And the saga continues: invoering ‘pensioenbedrag ineens’ wederom uitgesteld
De invoering van het recht om een bedrag ineens op te nemen op de pensioendatum, is nu definitief voor de zesde keer uitgesteld. Zoals al verwacht (actualiteit) heeft de minister van SZW onlangs bekend gemaakt dat de invoering niet op 1 januari 2025 zal plaatsvinden.

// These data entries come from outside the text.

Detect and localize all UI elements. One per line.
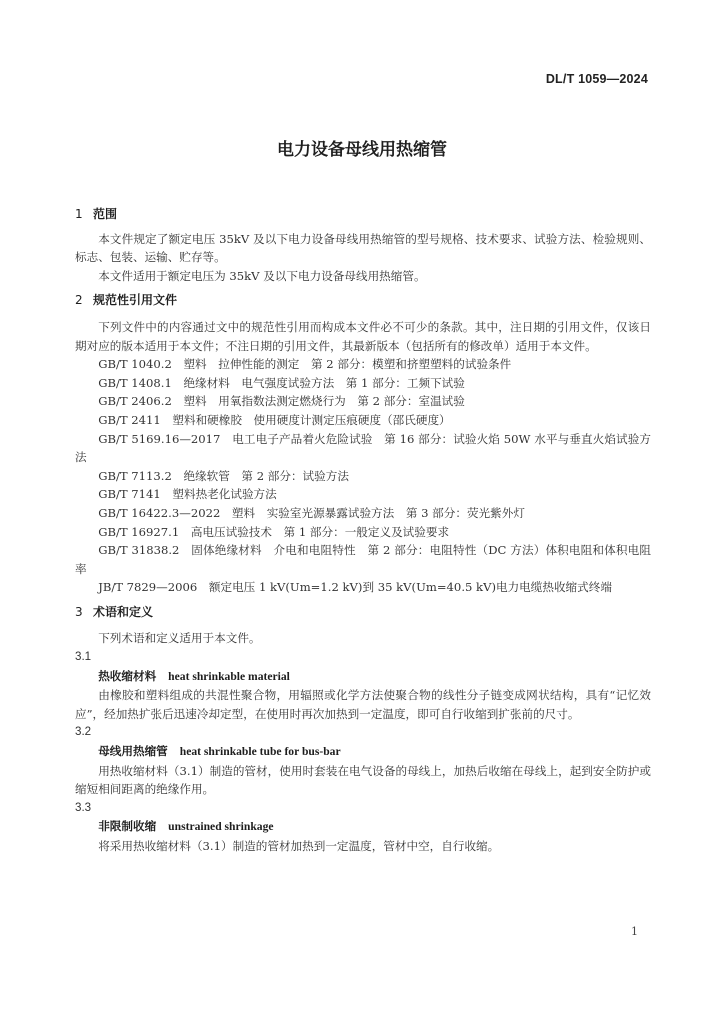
page-number: 1 [631, 925, 638, 938]
reference-item: GB/T 7141 塑料热老化试验方法 [98, 487, 277, 502]
term-heading [75, 742, 651, 762]
section-1-heading [75, 205, 651, 224]
reference-item: GB/T 16422.3—2022 塑料 实验室光源暴露试验方法 第 3 部分：荧光紫外灯 [98, 505, 525, 520]
section-3-title: 术语和定义 [93, 604, 154, 619]
term-definition: 将采用热收缩材料（3.1）制造的管材加热到一定温度，管材中空，自行收缩。 [98, 839, 500, 853]
term-chinese: 热收缩材料 [98, 668, 157, 683]
reference-item: GB/T 7113.2 绝缘软管 第 2 部分：试验方法 [98, 468, 349, 483]
reference-item: GB/T 2406.2 塑料 用氧指数法测定燃烧行为 第 2 部分：室温试验 [98, 394, 465, 409]
section-1-number: 1 [75, 207, 83, 221]
document-title: 电力设备母线用热缩管 [277, 140, 447, 160]
section-1-title: 范围 [93, 207, 118, 221]
term-english: heat shrinkable material [168, 669, 290, 683]
term-chinese: 母线用热缩管 [98, 744, 168, 759]
term-english: heat shrinkable tube for bus-bar [179, 745, 341, 759]
document-body [75, 205, 651, 856]
term-heading [75, 817, 651, 837]
standard-code: DL/T 1059—2024 [545, 72, 648, 86]
reference-item: JB/T 7829—2006 额定电压 1 kV(Um=1.2 kV)到 35 kV(Um=40.5 kV)电力电缆热收缩式终端 [98, 580, 612, 595]
term-definition: 由橡胶和塑料组成的共混性聚合物，用辐照或化学方法使聚合物的线性分子链变成网状结构，具有“记忆效应”，经加热扩张后迅速冷却定型，在使用时再次加热到一定温度，即可自行收缩到扩张前的尺寸。 [75, 688, 651, 721]
reference-item: GB/T 16927.1 高电压试验技术 第 1 部分：一般定义及试验要求 [98, 524, 450, 539]
term-number: 3.1 [75, 650, 92, 664]
section-3-number: 3 [75, 604, 83, 619]
reference-item: GB/T 2411 塑料和硬橡胶 使用硬度计测定压痕硬度（邵氏硬度） [98, 412, 451, 427]
reference-item: GB/T 1408.1 绝缘材料 电气强度试验方法 第 1 部分：工频下试验 [98, 375, 465, 390]
section-2-intro: 下列文件中的内容通过文中的规范性引用而构成本文件必不可少的条款。其中，注日期的引用文件，仅该日期对应的版本适用于本文件；不注日期的引用文件，其最新版本（包括所有的修改单）适用于本文件。 [75, 319, 651, 353]
section-1-paragraph: 本文件规定了额定电压 35kV 及以下电力设备母线用热缩管的型号规格、技术要求、试验方法、检验规则、标志、包装、运输、贮存等。 [75, 231, 651, 265]
term-heading [75, 667, 651, 687]
section-3-intro: 下列术语和定义适用于本文件。 [98, 631, 261, 646]
section-3-heading [75, 603, 651, 622]
term-chinese: 非限制收缩 [98, 819, 157, 834]
reference-item: GB/T 1040.2 塑料 拉伸性能的测定 第 2 部分：模塑和挤塑塑料的试验条件 [98, 357, 512, 372]
section-2-title: 规范性引用文件 [93, 293, 178, 308]
reference-item: GB/T 31838.2 固体绝缘材料 介电和电阻特性 第 2 部分：电阻特性（DC 方法）体积电阻和体积电阻率 [75, 543, 651, 576]
section-2-number: 2 [75, 293, 83, 308]
reference-item: GB/T 5169.16—2017 电工电子产品着火危险试验 第 16 部分：试验火焰 50W 水平与垂直火焰试验方法 [75, 431, 651, 465]
term-definition: 用热收缩材料（3.1）制造的管材，使用时套装在电气设备的母线上，加热后收缩在母线上，起到安全防护或缩短相间距离的绝缘作用。 [75, 763, 651, 797]
section-2-heading [75, 291, 651, 310]
term-number: 3.3 [75, 800, 92, 814]
term-english: unstrained shrinkage [168, 820, 274, 834]
term-number: 3.2 [75, 725, 92, 739]
section-1-paragraph: 本文件适用于额定电压为 35kV 及以下电力设备母线用热缩管。 [98, 268, 426, 283]
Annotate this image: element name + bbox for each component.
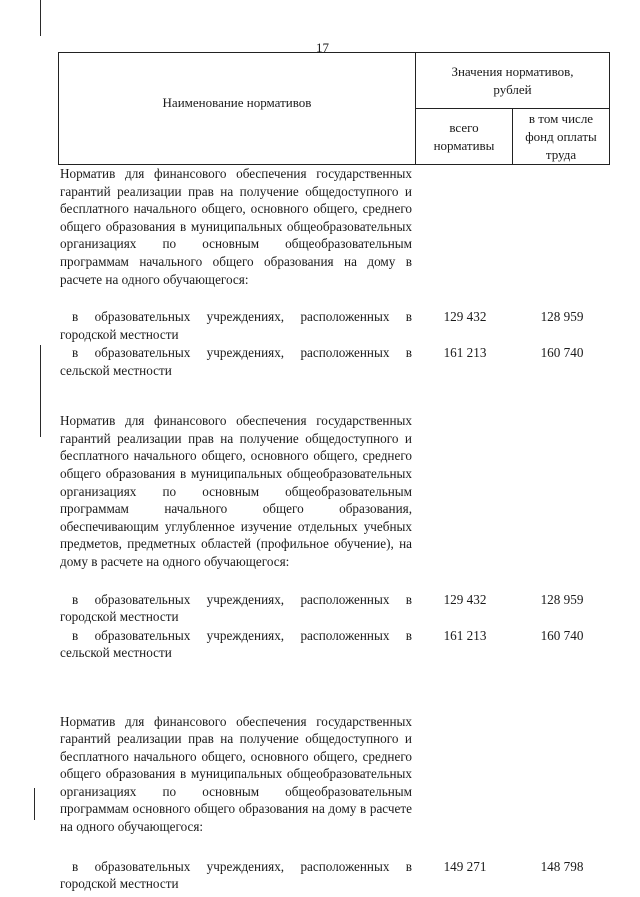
header-name-label: Наименование нормативов [162,94,312,110]
page-number: 17 [316,40,329,55]
norm-rows [60,308,610,380]
table-row [60,344,610,380]
scan-edge-mark-middle [40,345,41,437]
table-row [60,627,610,663]
row-total-value: 129 432 [443,591,487,607]
scan-edge-mark-bottom [34,788,35,820]
norm-rows [60,591,610,663]
table-row [60,308,610,344]
row-fund-value: 160 740 [540,627,584,643]
row-total-value: 129 432 [443,309,487,325]
norm-rows [60,858,610,894]
header-values-column: Значения нормативов, рублей [416,53,610,109]
row-label: в образовательных учреждениях, расположенных в городской местности [60,591,412,625]
norm-description: Норматив для финансового обеспечения государственных гарантий реализации прав на получение общедоступного и бесплатного начального общего, основного общего, среднего общего образования в муниципальных общеобразовательных организациях по основным общеобразовательным программам основного общего образования на дому в расчете на одного обучающегося: [60,713,412,835]
table-header [58,52,610,165]
table-row [60,858,610,894]
table-body [60,165,610,894]
norm-description: Норматив для финансового обеспечения государственных гарантий реализации прав на получение общедоступного и бесплатного начального общего, основного общего, среднего общего образования в муниципальных общеобразовательных организациях по основным общеобразовательным программам начального общего образования, обеспечивающим углубленное изучение отдельных учебных предметов, предметных областей (профильное обучение), на дому в расчете на одного обучающегося: [60,413,412,569]
header-total-column: всего нормативы [416,109,513,165]
row-label: в образовательных учреждениях, расположенных в городской местности [60,309,412,342]
row-fund-value: 128 959 [540,591,584,607]
scan-edge-mark-top [40,0,41,36]
norm-description: Норматив для финансового обеспечения государственных гарантий реализации прав на получение общедоступного и бесплатного начального общего, основного общего, среднего общего образования в муниципальных общеобразовательных организациях по основным общеобразовательным программам начального общего образования на дому в расчете на одного обучающегося: [60,166,412,287]
norm-section-3 [60,713,610,894]
row-label: в образовательных учреждениях, расположенных в сельской местности [60,345,412,378]
header-fund-column: в том числе фонд оплаты труда [513,109,610,165]
header-name-column [59,53,416,165]
norm-section-2 [60,412,610,662]
norm-section-1 [60,165,610,380]
row-label: в образовательных учреждениях, расположенных в городской местности [60,858,412,892]
row-fund-value: 148 798 [540,858,584,874]
row-fund-value: 160 740 [540,345,584,361]
row-total-value: 161 213 [443,627,487,643]
row-label: в образовательных учреждениях, расположенных в сельской местности [60,627,412,661]
table-row [60,591,610,627]
row-total-value: 149 271 [443,858,487,874]
row-total-value: 161 213 [443,345,487,361]
row-fund-value: 128 959 [540,309,584,325]
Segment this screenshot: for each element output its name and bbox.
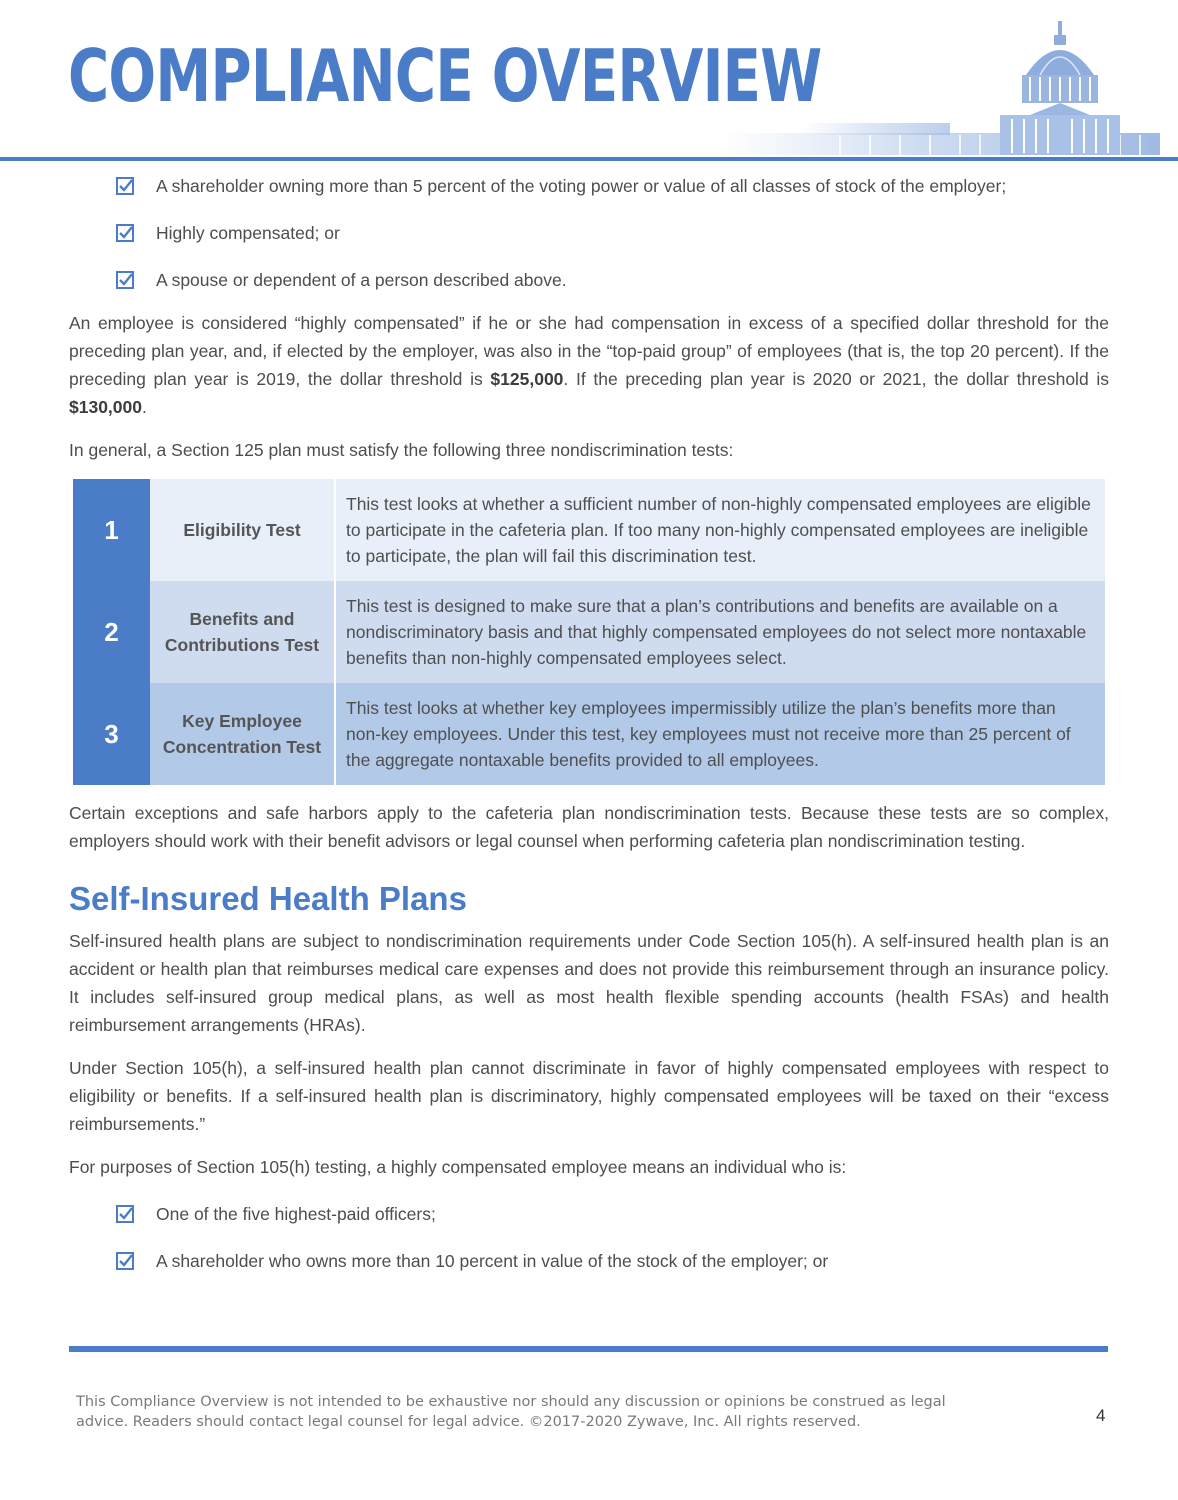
test-name: Eligibility Test (150, 479, 335, 581)
test-description: This test looks at whether a sufficient number of non-highly compensated employees are eligible to participate in the cafeteria plan. If too many non-highly compensated employees are ineligible to participate, the plan will fail this discrimination test. (335, 479, 1105, 581)
capitol-building-icon (700, 15, 1178, 160)
table-row (73, 581, 1105, 683)
test-description: This test looks at whether key employees impermissibly utilize the plan’s benefits more than non-key employees. Under this test, key employees must not receive more than 25 percent of the aggregate nontaxable benefits provided to all employees. (335, 683, 1105, 785)
footer-disclaimer: This Compliance Overview is not intended to be exhaustive nor should any discussion or opinions be construed as legal advice. Readers should contact legal counsel for legal advice. ©2017-2020 Zywave, Inc. All rights reserved. (76, 1394, 946, 1430)
test-name: Benefits and Contributions Test (150, 581, 335, 683)
test-number: 3 (73, 683, 150, 785)
footer-rule (69, 1346, 1108, 1352)
paragraph-text: . If the preceding plan year is 2020 or 2021, the dollar threshold is (563, 369, 1110, 389)
list-item (69, 1200, 1109, 1228)
paragraph-self-insured-1: Self-insured health plans are subject to nondiscrimination requirements under Code Section 105(h). A self-insured health plan is an accident or health plan that reimburses medical care expenses and does not provide this reimbursement through an insurance policy. It includes self-insured group medical plans, as well as most health flexible spending accounts (health FSAs) and health reimbursement arrangements (HRAs). (69, 931, 1109, 1035)
checkbox-checked-icon (116, 177, 134, 195)
checkbox-checked-icon (116, 1205, 134, 1223)
checkbox-checked-icon (116, 1252, 134, 1270)
header-rule (0, 157, 1178, 161)
list-item-text: Highly compensated; or (156, 223, 340, 243)
list-item-text: A shareholder who owns more than 10 percent in value of the stock of the employer; or (156, 1251, 829, 1271)
paragraph-self-insured-3: For purposes of Section 105(h) testing, a highly compensated employee means an individual who is: (69, 1157, 847, 1177)
checkbox-checked-icon (116, 224, 134, 242)
page-title: COMPLIANCE OVERVIEW (68, 34, 822, 118)
list-item-text: A shareholder owning more than 5 percent of the voting power or value of all classes of stock of the employer; (156, 176, 1007, 196)
paragraph-exceptions: Certain exceptions and safe harbors apply to the cafeteria plan nondiscrimination tests. Because these tests are so complex, employers should work with their benefit advisors or legal counsel when performing cafeteria plan nondiscrimination testing. (69, 803, 1109, 851)
list-item (69, 266, 1109, 294)
list-item (69, 172, 1109, 200)
list-item (69, 1247, 1109, 1275)
paragraph-highly-compensated (69, 309, 1109, 421)
test-description: This test is designed to make sure that a plan’s contributions and benefits are available on a nondiscriminatory basis and that highly compensated employees do not select more nontaxable benefits than non-highly compensated employees select. (335, 581, 1105, 683)
threshold-amount: $125,000 (490, 369, 564, 389)
test-number: 2 (73, 581, 150, 683)
bullet-list-bottom (69, 1200, 1109, 1275)
list-item (69, 219, 1109, 247)
table-row (73, 683, 1105, 785)
list-item-text: One of the five highest-paid officers; (156, 1204, 436, 1224)
paragraph-intro-tests: In general, a Section 125 plan must satisfy the following three nondiscrimination tests: (69, 440, 734, 460)
paragraph-self-insured-2: Under Section 105(h), a self-insured health plan cannot discriminate in favor of highly compensated employees with respect to eligibility or benefits. If a self-insured health plan is discriminatory, highly compensated employees will be taxed on their “excess reimbursements.” (69, 1058, 1109, 1134)
paragraph-text: An employee is considered “highly compensated” if he or she had compensation in excess of a specified dollar threshold for the preceding plan year, and, if elected by the employer, was also in the “top-paid group” of employees (that is, the top 20 percent). If the preceding plan year is 2019, the dollar threshold is (69, 313, 1109, 389)
bullet-list-top (69, 172, 1109, 294)
list-item-text: A spouse or dependent of a person described above. (156, 270, 567, 290)
test-number: 1 (73, 479, 150, 581)
test-name: Key Employee Concentration Test (150, 683, 335, 785)
paragraph-text: . (142, 397, 147, 417)
checkbox-checked-icon (116, 271, 134, 289)
threshold-amount: $130,000 (69, 397, 142, 417)
section-heading: Self-Insured Health Plans (69, 880, 467, 917)
nondiscrimination-tests-table (73, 479, 1105, 785)
table-row (73, 479, 1105, 581)
page-content (69, 172, 1109, 1294)
page-number: 4 (1096, 1406, 1106, 1425)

In een brief aan de Tweede Kamer meldt de minister dat de parlementaire behandeling van het Wetsvoorstel herziening bedrag ineens eind september 2024 zal plaatsvinden. Daarbij wordt opgemerkt dat het belangrijk is dat deelnemers tijdig en goed worden geïnformeerd over het keuzerecht om een deel van het pensioen op de pensioendatum in één keer te laten uitkeren. Ook moeten de uitvoerders voldoende tijd hebben om het keuzerecht te kunnen implementeren. Omdat er na de Kamerbehandeling slechts een paar maanden resteert tot 2025, kan naar de mening van de minister niet tijdig worden geïnformeerd. Daarom zal het keuzerecht bedrag ineens niet eerder dan 1 juli 2025 in werking treden.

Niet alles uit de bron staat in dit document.